Convergence of a metric given by a series

Question

Let $\{{0, 1}\}^{\omega}$ be the set of all binary sequences, i.e., sequences of zeros and ones. It is pretty straightforward to verify that $$d(x, \, y) := \sum_{n\,=\,1}^{\infty} \frac{\mid{\,x_n - y_n}\mid\,}{2^{n}}$$ defines a metric in $\{{0, 1}\}^{\omega}$, but I'm not sure how to verify that $d(x,\,y) < \infty$. In other words, how can one bound the term $\mid{\,x_n - y_n}\mid$? My guess is that $\mid{\,x_n - y_n}\mid\,< 1$, but I can't write it properly.

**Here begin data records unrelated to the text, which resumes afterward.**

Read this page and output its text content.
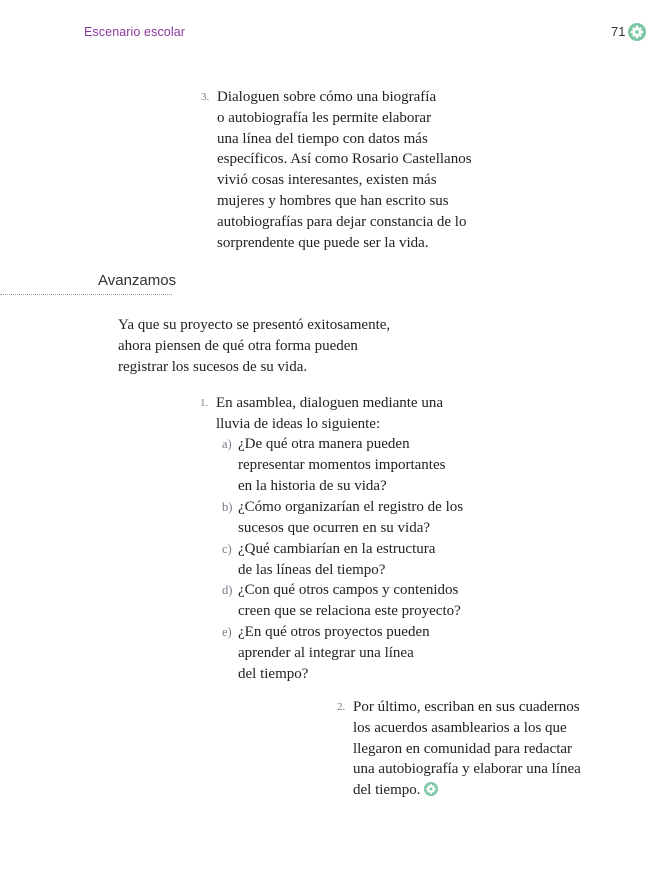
Escenario escolar	71
3. Dialoguen sobre cómo una biografía
o autobiografía les permite elaborar
una línea del tiempo con datos más
específicos. Así como Rosario Castellanos
vivió cosas interesantes, existen más
mujeres y hombres que han escrito sus
autobiografías para dejar constancia de lo
sorprendente que puede ser la vida.

Avanzamos

Ya que su proyecto se presentó exitosamente,
ahora piensen de qué otra forma pueden
registrar los sucesos de su vida.

1. En asamblea, dialoguen mediante una
lluvia de ideas lo siguiente:

a) ¿De qué otra manera pueden
representar momentos importantes
en la historia de su vida?

b) ¿Cómo organizarían el registro de los
sucesos que ocurren en su vida?

c) ¿Qué cambiarían en la estructura
de las líneas del tiempo?

d) ¿Con qué otros campos y contenidos
creen que se relaciona este proyecto?

e) ¿En qué otros proyectos pueden
aprender al integrar una línea
del tiempo?

2. Por último, escriban en sus cuadernos
los acuerdos asamblearios a los que
llegaron en comunidad para redactar
una autobiografía y elaborar una línea
del tiempo.
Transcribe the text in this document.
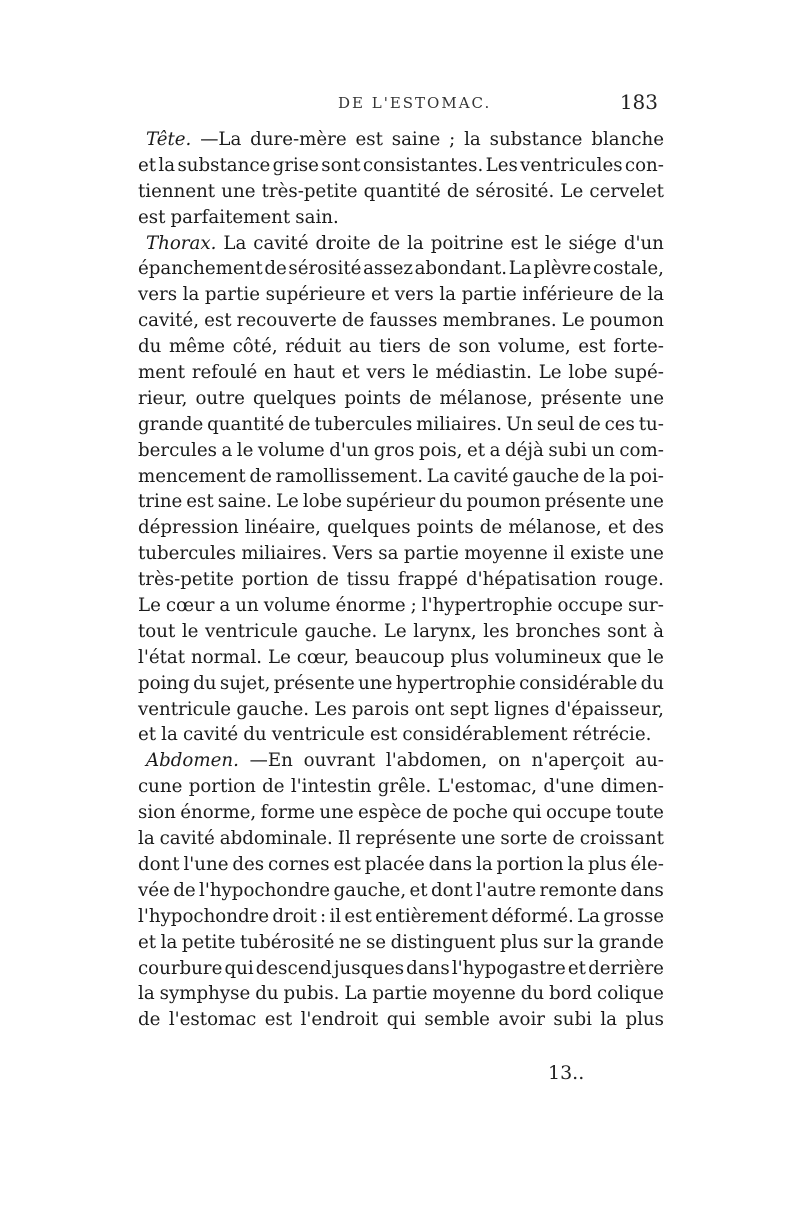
DE L'ESTOMAC.	183
Tête. —La dure-mère est saine ; la substance blanche
et la substance grise sont consistantes. Les ventricules con-
tiennent une très-petite quantité de sérosité. Le cervelet
est parfaitement sain.
Thorax. La cavité droite de la poitrine est le siége d'un
épanchement de sérosité assez abondant. La plèvre costale,
vers la partie supérieure et vers la partie inférieure de la
cavité, est recouverte de fausses membranes. Le poumon
du même côté, réduit au tiers de son volume, est forte-
ment refoulé en haut et vers le médiastin. Le lobe supé-
rieur, outre quelques points de mélanose, présente une
grande quantité de tubercules miliaires. Un seul de ces tu-
bercules a le volume d'un gros pois, et a déjà subi un com-
mencement de ramollissement. La cavité gauche de la poi-
trine est saine. Le lobe supérieur du poumon présente une
dépression linéaire, quelques points de mélanose, et des
tubercules miliaires. Vers sa partie moyenne il existe une
très-petite portion de tissu frappé d'hépatisation rouge.
Le cœur a un volume énorme ; l'hypertrophie occupe sur-
tout le ventricule gauche. Le larynx, les bronches sont à
l'état normal. Le cœur, beaucoup plus volumineux que le
poing du sujet, présente une hypertrophie considérable du
ventricule gauche. Les parois ont sept lignes d'épaisseur,
et la cavité du ventricule est considérablement rétrécie.
Abdomen. —En ouvrant l'abdomen, on n'aperçoit au-
cune portion de l'intestin grêle. L'estomac, d'une dimen-
sion énorme, forme une espèce de poche qui occupe toute
la cavité abdominale. Il représente une sorte de croissant
dont l'une des cornes est placée dans la portion la plus éle-
vée de l'hypochondre gauche, et dont l'autre remonte dans
l'hypochondre droit : il est entièrement déformé. La grosse
et la petite tubérosité ne se distinguent plus sur la grande
courbure qui descend jusques dans l'hypogastre et derrière
la symphyse du pubis. La partie moyenne du bord colique
de l'estomac est l'endroit qui semble avoir subi la plus
13..
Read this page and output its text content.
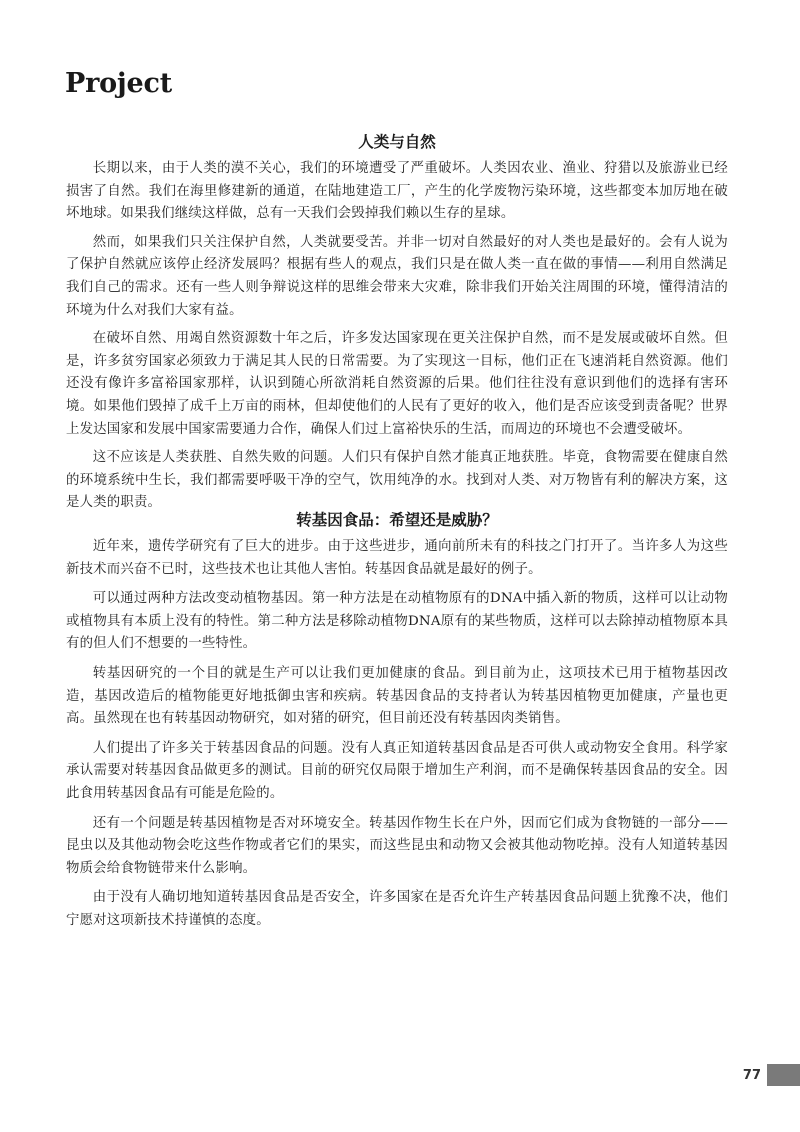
Project
人类与自然

长期以来，由于人类的漠不关心，我们的环境遭受了严重破坏。人类因农业、渔业、狩猎以及旅游业已经损害了自然。我们在海里修建新的通道，在陆地建造工厂，产生的化学废物污染环境，这些都变本加厉地在破坏地球。如果我们继续这样做，总有一天我们会毁掉我们赖以生存的星球。

然而，如果我们只关注保护自然，人类就要受苦。并非一切对自然最好的对人类也是最好的。会有人说为了保护自然就应该停止经济发展吗？根据有些人的观点，我们只是在做人类一直在做的事情——利用自然满足我们自己的需求。还有一些人则争辩说这样的思维会带来大灾难，除非我们开始关注周围的环境，懂得清洁的环境为什么对我们大家有益。

在破坏自然、用竭自然资源数十年之后，许多发达国家现在更关注保护自然，而不是发展或破坏自然。但是，许多贫穷国家必须致力于满足其人民的日常需要。为了实现这一目标，他们正在飞速消耗自然资源。他们还没有像许多富裕国家那样，认识到随心所欲消耗自然资源的后果。他们往往没有意识到他们的选择有害环境。如果他们毁掉了成千上万亩的雨林，但却使他们的人民有了更好的收入，他们是否应该受到责备呢？世界上发达国家和发展中国家需要通力合作，确保人们过上富裕快乐的生活，而周边的环境也不会遭受破坏。

这不应该是人类获胜、自然失败的问题。人们只有保护自然才能真正地获胜。毕竟，食物需要在健康自然的环境系统中生长，我们都需要呼吸干净的空气，饮用纯净的水。找到对人类、对万物皆有利的解决方案，这是人类的职责。

转基因食品：希望还是威胁？

近年来，遗传学研究有了巨大的进步。由于这些进步，通向前所未有的科技之门打开了。当许多人为这些新技术而兴奋不已时，这些技术也让其他人害怕。转基因食品就是最好的例子。

可以通过两种方法改变动植物基因。第一种方法是在动植物原有的DNA中插入新的物质，这样可以让动物或植物具有本质上没有的特性。第二种方法是移除动植物DNA原有的某些物质，这样可以去除掉动植物原本具有的但人们不想要的一些特性。

转基因研究的一个目的就是生产可以让我们更加健康的食品。到目前为止，这项技术已用于植物基因改造，基因改造后的植物能更好地抵御虫害和疾病。转基因食品的支持者认为转基因植物更加健康，产量也更高。虽然现在也有转基因动物研究，如对猪的研究，但目前还没有转基因肉类销售。

人们提出了许多关于转基因食品的问题。没有人真正知道转基因食品是否可供人或动物安全食用。科学家承认需要对转基因食品做更多的测试。目前的研究仅局限于增加生产利润，而不是确保转基因食品的安全。因此食用转基因食品有可能是危险的。

还有一个问题是转基因植物是否对环境安全。转基因作物生长在户外，因而它们成为食物链的一部分——昆虫以及其他动物会吃这些作物或者它们的果实，而这些昆虫和动物又会被其他动物吃掉。没有人知道转基因物质会给食物链带来什么影响。

由于没有人确切地知道转基因食品是否安全，许多国家在是否允许生产转基因食品问题上犹豫不决，他们宁愿对这项新技术持谨慎的态度。

77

Any help is appreciated, thanks in advance!

Answer 1

$|x_n-y_n|$ can only have the values 1 or 0.

If $x_n=y_n$ it is zero.

If $x_n\ne y_n$ Then either $x=1$ and $y=0$ or the other way round. Either way $|x_n-y_n|=1$

As $0\le|x_n-y_n|\le1$, $$0\le d(x,y) \le \sum_1^\infty 1/2^n = 1$$ and indeed this bound is reached if the two sequences differ in every term. For example if $x= 1,1,1,\ldots$ and $y=0,0,0\ldots$.